Google has officially launched Gemini 2.5 Pro, making its reasoning model broadly accessible to both consumers and developers, following an initial preview three months ago. The experimental testing of Gemini 2.5 Pro began in late March (March 25), and shortly after it became available to paying subscribers and developers, Google unexpectedly opened access to free users as well.
In May (May 6), just prior to the Google I/O event, the model received a significant coding upgrade, followed by one last update at the beginning of June (June 5). The stable version released today reflects no changes from the June 5 preview.

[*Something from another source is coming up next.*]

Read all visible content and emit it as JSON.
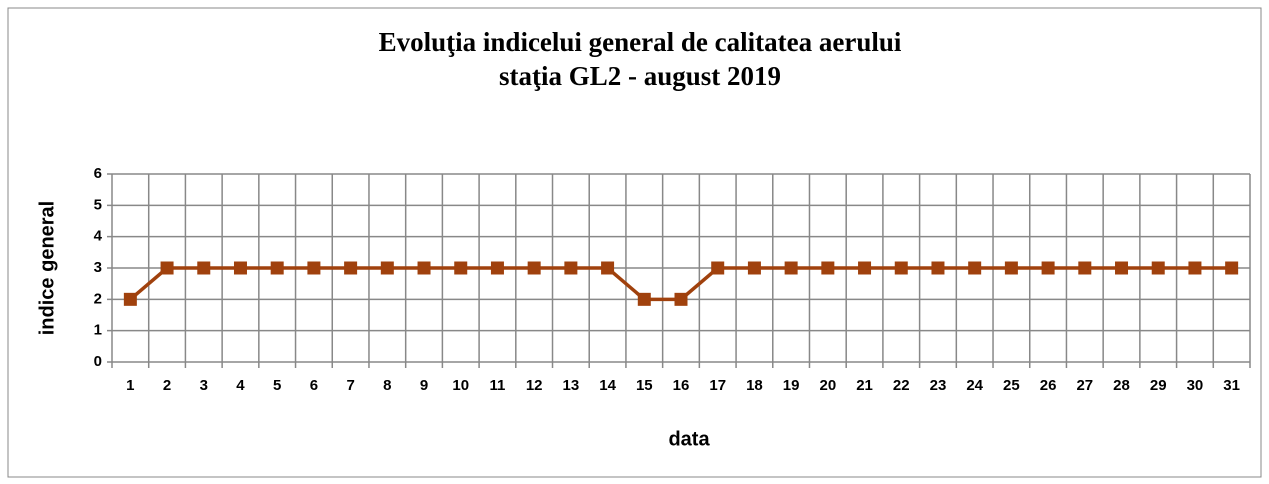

With this official launch, Gemini 2.5 Pro has shed its “preview” label in the Gemini app’s model selection. This follows the earlier introduction of 2.5 Flash, which also became generally available at last month’s I/O conference. Google indicates that 2.5 Pro is intended for prompts related to reasoning, math, and code, whereas 2.5 Flash provides fast, all-around assistance.
According to Google, users of the free Gemini app will have “limited access” to 2.5 Pro, while AI Pro subscribers can utilize up to 100 prompts per day, offering them “expanded access.” The highest tier, AI Ultra, provides the fullest access.
Additionally, 2.5 Flash is now stable for developers, maintaining the same preview model from May 20 but with new pricing structures: input tokens are now priced at $0.30 per million (up from $0.15) and output tokens at $2.50 per million (down from $3.50). The differentiation in pricing for thinking versus non-thinking has been eliminated, establishing a single price tier regardless of the size of input tokens.
Developers can also experiment with Gemini 2.5 Flash Lite, designed for high-volume, latency-sensitive operations such as translation and classification, prioritizing cost-effectiveness. Google emphasizes that this version offers lower latency compared to both 2.0 Flash-Lite and 2.0 Flash across a wide range of prompts.
The default setting for thinking capabilities is off but can be activated within budget constraints. Native tools now available include Grounding with Google Search, Code Execution, URL Context, and function calling, alongside multimodal input and a context length of up to one million tokens. The quality of 2.5 Flash Lite surpasses that of 2.0 Flash-Lite in coding, mathematics, science, reasoning, and multimodal benchmarks.